Generally, a solar cell is divided into a single-crystal silicon solar cell, a polycrystalline silicon solar cell, and a thin-film solar cell.
The single-crystal silicon solar cell has higher conversion efficiency than other kinds of solar cells and is suited for mass production through process improvement.
The polycrystalline silicon solar cell employs a low-grade silicon wafer as a source material. Although the polycrystalline silicon solar cell requires low fabrication costs, the polycrystalline silicon solar cell has lower conversion efficiency than that of the single-crystal silicon solar cell.
Since such single-crystal and polycrystalline silicon solar cells are prepared using a source material in a bulk state, these solar cells have problems of high material costs and a complicated fabrication process, thereby providing constraints on cost reduction.
To solve these problems, thin-film solar cells prepared through significant reduction in thickness of a substrate or through deposition of a thin-film solar cell on an inexpensive substrate such as a glass sheet have attracted attention in the art. Although the thin-film solar cell has lower conversion efficiency than the single-crystal and polycrystalline silicon solar cells, the thin-film solar cell has a possibility of reducing fabrication costs.
Recently, studies have been conducted to develop a thin-film solar cell using a compound semiconductor material such as CdTe, CuInSe2 (CIS), or CuInGaSe2 (CIGS), which has relatively high conversion efficiency. Particularly, many attempts have been made to further improve conversion efficiency of a thin-film solar cell using a CIS or CIGS compound semiconductor having relatively high conversion efficiency in a light-absorption layer.
Although the CIS or CIGS light-absorption layer is prepared by vacuum deposition, there are problems of complicated processing conditions, difficulty fabricating a large-area product, and large loss of a source material.
To solve these problems with vacuum deposition, a method for fabricating a non-vacuum CIS or CIGS light-absorption layer, which does not use vacuum apparatus, is known in the art.

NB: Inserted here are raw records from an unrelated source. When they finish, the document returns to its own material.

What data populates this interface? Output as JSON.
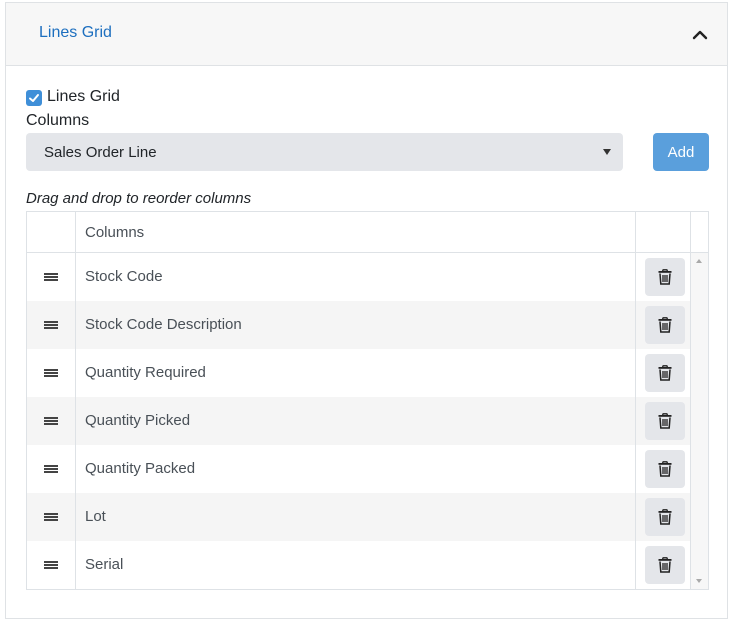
{
  "panel": {
    "title": "Lines Grid",
    "collapse_icon": "chevron-up-icon"
  },
  "lines_grid_checkbox": {
    "label": "Lines Grid",
    "checked": true
  },
  "columns_section": {
    "label": "Columns",
    "select_value": "Sales Order Line",
    "add_label": "Add",
    "hint": "Drag and drop to reorder columns"
  },
  "grid": {
    "header": "Columns",
    "rows": [
      {
        "label": "Stock Code"
      },
      {
        "label": "Stock Code Description"
      },
      {
        "label": "Quantity Required"
      },
      {
        "label": "Quantity Picked"
      },
      {
        "label": "Quantity Packed"
      },
      {
        "label": "Lot"
      },
      {
        "label": "Serial"
      }
    ]
  },
  "colors": {
    "accent": "#1d6fbf",
    "checkbox": "#3f8fd8",
    "add_button": "#5a9fdc",
    "select_bg": "#e4e6ea"
  }
}
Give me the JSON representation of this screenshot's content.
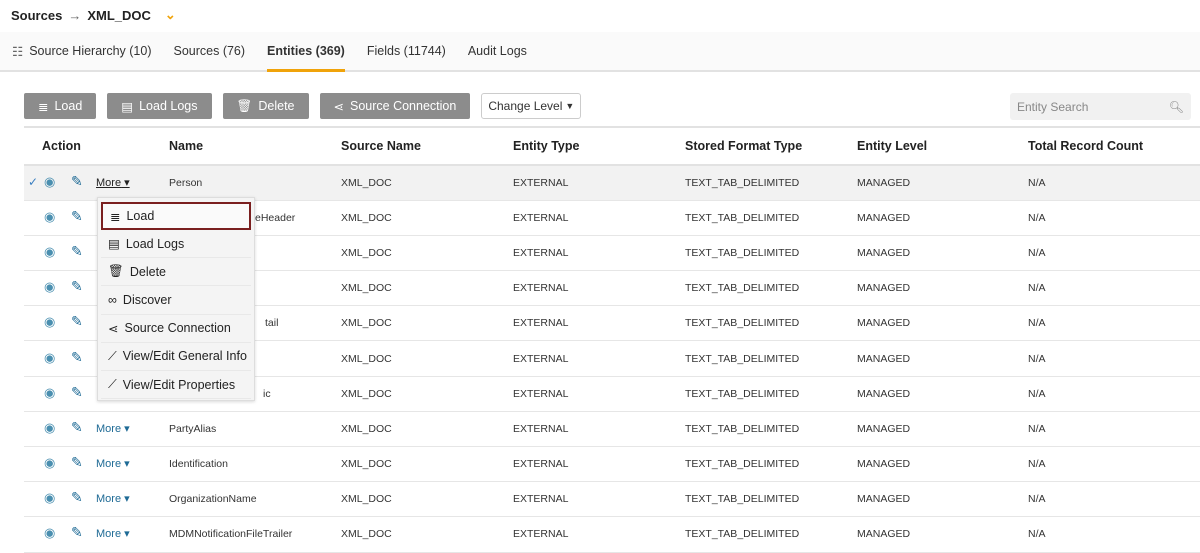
{
  "breadcrumb": {
    "root": "Sources",
    "current": "XML_DOC"
  },
  "tabs": [
    {
      "label": "Source Hierarchy (10)"
    },
    {
      "label": "Sources (76)"
    },
    {
      "label": "Entities (369)"
    },
    {
      "label": "Fields (11744)"
    },
    {
      "label": "Audit Logs"
    }
  ],
  "toolbar": {
    "load": "Load",
    "load_logs": "Load Logs",
    "delete": "Delete",
    "source_connection": "Source Connection",
    "change_level": "Change Level"
  },
  "search": {
    "placeholder": "Entity Search"
  },
  "table": {
    "headers": [
      "Action",
      "Name",
      "Source Name",
      "Entity Type",
      "Stored Format Type",
      "Entity Level",
      "Total Record Count"
    ],
    "more_label": "More",
    "rows": [
      {
        "name": "Person",
        "source": "XML_DOC",
        "type": "EXTERNAL",
        "format": "TEXT_TAB_DELIMITED",
        "level": "MANAGED",
        "count": "N/A"
      },
      {
        "name": "eHeader",
        "source": "XML_DOC",
        "type": "EXTERNAL",
        "format": "TEXT_TAB_DELIMITED",
        "level": "MANAGED",
        "count": "N/A"
      },
      {
        "name": "",
        "source": "XML_DOC",
        "type": "EXTERNAL",
        "format": "TEXT_TAB_DELIMITED",
        "level": "MANAGED",
        "count": "N/A"
      },
      {
        "name": "",
        "source": "XML_DOC",
        "type": "EXTERNAL",
        "format": "TEXT_TAB_DELIMITED",
        "level": "MANAGED",
        "count": "N/A"
      },
      {
        "name": "tail",
        "source": "XML_DOC",
        "type": "EXTERNAL",
        "format": "TEXT_TAB_DELIMITED",
        "level": "MANAGED",
        "count": "N/A"
      },
      {
        "name": "",
        "source": "XML_DOC",
        "type": "EXTERNAL",
        "format": "TEXT_TAB_DELIMITED",
        "level": "MANAGED",
        "count": "N/A"
      },
      {
        "name": "ic",
        "source": "XML_DOC",
        "type": "EXTERNAL",
        "format": "TEXT_TAB_DELIMITED",
        "level": "MANAGED",
        "count": "N/A"
      },
      {
        "name": "PartyAlias",
        "source": "XML_DOC",
        "type": "EXTERNAL",
        "format": "TEXT_TAB_DELIMITED",
        "level": "MANAGED",
        "count": "N/A"
      },
      {
        "name": "Identification",
        "source": "XML_DOC",
        "type": "EXTERNAL",
        "format": "TEXT_TAB_DELIMITED",
        "level": "MANAGED",
        "count": "N/A"
      },
      {
        "name": "OrganizationName",
        "source": "XML_DOC",
        "type": "EXTERNAL",
        "format": "TEXT_TAB_DELIMITED",
        "level": "MANAGED",
        "count": "N/A"
      },
      {
        "name": "MDMNotificationFileTrailer",
        "source": "XML_DOC",
        "type": "EXTERNAL",
        "format": "TEXT_TAB_DELIMITED",
        "level": "MANAGED",
        "count": "N/A"
      }
    ]
  },
  "menu": [
    {
      "label": "Load",
      "icon": "load-icon"
    },
    {
      "label": "Load Logs",
      "icon": "list-icon"
    },
    {
      "label": "Delete",
      "icon": "trash-icon"
    },
    {
      "label": "Discover",
      "icon": "binoculars-icon"
    },
    {
      "label": "Source Connection",
      "icon": "share-icon"
    },
    {
      "label": "View/Edit General Info",
      "icon": "pencil-icon"
    },
    {
      "label": "View/Edit Properties",
      "icon": "pencil-icon"
    }
  ]
}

Particularly, a printing method for fabricating a CIS or CIGS thin-film is known as the most available method in terms of processing speed, processing cost, and formation of large-area products.

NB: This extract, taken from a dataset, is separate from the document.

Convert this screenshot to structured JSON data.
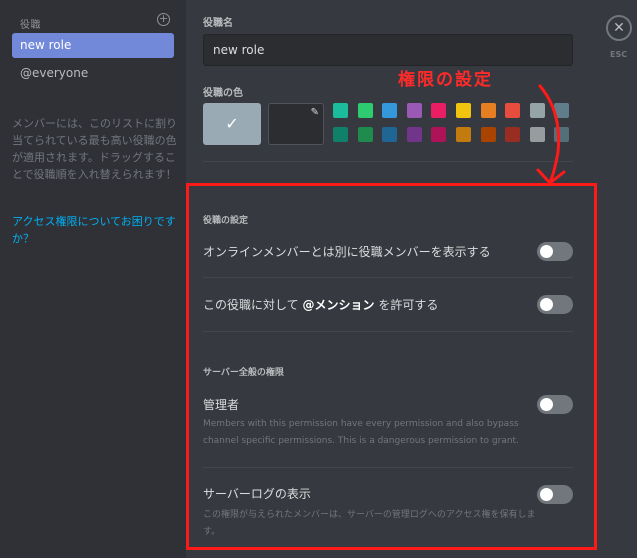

Fabrication of the CIS or CIGS light-absorption layer by the printing method generally includes a method using ink or paste composed of a precursor and a method using ink or paste prepared by forming CIG or CIGS nanoparticles and distributing the particles.
As an exemplary method using a precursor, a method by Mitzi et al., disclosed in Advanced Materials, 2008, 20, 3657-3662, includes dissolving a binary compound, such as Cu2S, In2Se3, or Ga2Se, in hydrazine to form a precursor ink, depositing the precursor ink on a conductive substrate, and heat-treating the precursor ink under a nitrogen atmosphere, thereby fabricating a CIGS light-absorption layer. Further, a method by Min et al., disclosed in Journal of Crystal Growth, 2009, 311, 2621-2625, includes preparing paste by dissolving Cu(NO3)2, In(NO3)3, Ga(NO3)3, and SeCl4 in an alcohol solvent and mixing an organic binder or the like therewith, depositing the paste on a conductive substrate, and then heat-treating the paste under a H2/Ar atmosphere, thereby fabricating a CIGS thin-film.
As an exemplary method using nano-particles, a method by Kapur et al., disclosed in Thin Solid Films, 2003, 431-432, and 53-57, includes synthesizing and distributing CuInGa oxide nano-particles, depositing the nano-particles on a conductive substrate, and heat-treating the nano-particles under an H2Se-gas atmosphere, thereby fabricating a CIGS light-absorption layer.
Thereamong, the method using a precursor has a problem in that a large amount of carbon impurities remains when heat treatment is performed under a hydrogen or nitrogen atmosphere. Further, when a solvent such as hydrazine is used, remaining carbon impurities can be decreased. In this case, however, there is a drawback in that industrial applicability is restricted due to highly explosive properties of hydrazine.
The remaining carbon impurities act as a main element causing reduction in conversion efficiency of a solar cell. Thus, in order to solve the problems of the method for fabricating a light absorption layer by printing, there is a need for a preparation method capable of minimizing remaining carbon impurities while using a stable organic solvent.